This is an explanation of another one of those ambitious projects which I really want to do, but I have neither the experience nor the people to actually do it with.
I hate rough inclines: they kill my legs. The number one detractor to riding a bike in my childhood was that in my neighborhood, there are some very steep inclines. It made riding a bicycle not a very pleasant experience, and my father never wanted to bring me to a park for me to ride my bike on, so in the end, I never really used my bike.
However, given the fact that using a bicycle is the only practical mode of rapid transit in the city where I attend college, I want to actually start riding a bike again. And after a year or so of riding that bike, I want to make the riding experience cooler.
First, I want to retrofit a brushless DC motor to the drive shaft; something rated for around 600 W of power output.

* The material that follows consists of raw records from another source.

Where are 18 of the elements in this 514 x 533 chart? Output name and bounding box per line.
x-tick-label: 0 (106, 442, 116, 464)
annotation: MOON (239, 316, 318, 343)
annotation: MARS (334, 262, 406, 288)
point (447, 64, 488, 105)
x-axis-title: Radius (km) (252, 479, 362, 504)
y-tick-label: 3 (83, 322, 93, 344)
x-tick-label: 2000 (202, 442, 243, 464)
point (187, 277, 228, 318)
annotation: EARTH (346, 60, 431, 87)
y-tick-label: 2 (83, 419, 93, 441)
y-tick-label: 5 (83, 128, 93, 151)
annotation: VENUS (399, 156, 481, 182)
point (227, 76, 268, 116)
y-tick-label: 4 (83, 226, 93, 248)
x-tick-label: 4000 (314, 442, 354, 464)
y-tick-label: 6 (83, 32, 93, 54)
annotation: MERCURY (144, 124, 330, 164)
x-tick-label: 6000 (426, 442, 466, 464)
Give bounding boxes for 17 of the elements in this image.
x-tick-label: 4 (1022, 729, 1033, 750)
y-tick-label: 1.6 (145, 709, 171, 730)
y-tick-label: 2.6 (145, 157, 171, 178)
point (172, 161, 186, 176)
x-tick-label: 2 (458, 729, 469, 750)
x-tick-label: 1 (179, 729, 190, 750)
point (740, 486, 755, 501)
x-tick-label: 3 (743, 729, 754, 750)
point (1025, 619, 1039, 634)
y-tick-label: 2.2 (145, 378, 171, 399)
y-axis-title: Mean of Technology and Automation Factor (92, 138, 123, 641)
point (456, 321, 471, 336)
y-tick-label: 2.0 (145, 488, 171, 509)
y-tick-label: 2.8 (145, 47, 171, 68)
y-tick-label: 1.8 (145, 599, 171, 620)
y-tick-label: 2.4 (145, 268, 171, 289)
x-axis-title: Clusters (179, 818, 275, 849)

If it is not possible to attach it directly to the hub, I’ll attach it to the shaft with a belt; ideally, a belt with the quality of a timing belt. But I hope I don’t have to do this, because if so, I’d have to play with the tension, pitch, and so on of the belt, which would be problematic.
Next would be the electronic speed controller and charge controller. I want the controllers to automatically switch to a regenerative mode for slight brakes by bypassing the ESC, inverting the poles of the motor, and taking the current straight to the charge controller. Then, on pedaling, the controllers should switch back to drive mode. This behavior would be directed by the main controller, since regenerative braking is a non-essential feature.
Speaking of a main controller, what exactly is it? The main controller is the Arduino or whatever microcontroller I decide to use that is wired to the ESC and charge controller, but is not required to be run in order to operate the bike in case of a fatal error or low battery charge. It would run a real-time operating system with prioritized continuous tasks and many, many interrupt routines. These would be its high-level tasks, in order of descending priority:
- Emergency brake applicator. Continuously checks “emergency stop” button, dead man’s switch (clipped to clothes, but the clamp is limited enough such that it cannot be clipped to the handlebars or other part of bike; then the other end of the clamp is magnetically attached to a port on the control box), or >95% application of brakes while moving at a formidable speed.
- 10 Hz alternating pulse. This signal is generated and passes through some kind of failsafe circuit, which then determines whether or not the ESC should be enabled. The alternating pulse ensures that the main controller is not “frozen” on an operation that could prevent it from stopping the motor. This assumes that as long as the pulse is alternating, the controller is working as intended.
- Speedometer. It simply samples the speed at which the back wheel is spinning and determines the current speed.
- Speed regulator. This task scales back the output DC current based on how close the bike is to the speed limit. This task can be overridden, but it’s not a good idea to do so.
- Brake detector. This task detects the brake application percent. The actuation of the brakes is completely analog, but if it is significant, the main controller can signal to go to regenerative mode.
- Pedal detector. This task simply detects how much positive force is being applied on the pedal and sets the target DC current proportional to this force (clamped, of course).
- Odometer. It uses the same sampling metric as the speed counter, but it increments the distance by the circumference of the wheel. After around .2 miles, it writes to the EEPROM. I suppose I could use a pointer to level the wear on the flash, or I could use a preexisting file system designed specifically for microcontrollers.
- Display driver. This assumes that there exists a layer of abstraction between the UI and the display itself.
- Sound driver. Just for basic beeps and boops.
- Main UI. This handles button interrupts (the calls of which are passed to the foreground user task), the failsafe UI (if all user-mode UI tasks are dead), and the UI toolkit itself.
- Foreground user task. Dashboard, options, etc. Must not directly control motor operation.
- Background user tasks. Battery icon, clock, etc. Must be non-critical.
The e-bike’s main controller would require a key for operation and then a simple on/off SPST switch located in front of the handlebars. The display would ideally be a Hitachi HD44780-esque LCD, but it could also be the Nokia-style LCDs, although these might be a little too small. There will be six buttons: on the left below the display, there will be four directional buttons laid horizontally (in a style familiar to Vim users or Dance Dance Revolution/StepMania players), and on the right, a back button and an enter button. The display and controls need to be water-proofed.
Instead of using heavy deep-cycle lead-acid batteries, I’d just opt for using LiPo cells, which are ubiquitous in hobby usage for high-performance electronics. Industry professionals are not fond of LiPo cells because they are comparatively more dangerous and volatile than other types of cells, and this increased risk cannot be tolerated in mass production. However, since I am not mass-producing e-bikes, it should be OK to accept the risks and enjoy the power of lightweight LiPos, as long as their charging is supervised closely.
This e-bike also needs a brake light, signal lights, and an LED headlight with a white color temperature rather than blue.
That’s all I want the bike to do. All of this, but I want to keep it street-legal and be able to prove that it can be safely ridden in busy streets under the consideration of various fail-safe mechanisms, including a speed regulator that requires manual override.
Sadly, I don’t know if I will ever be able to make this contraption.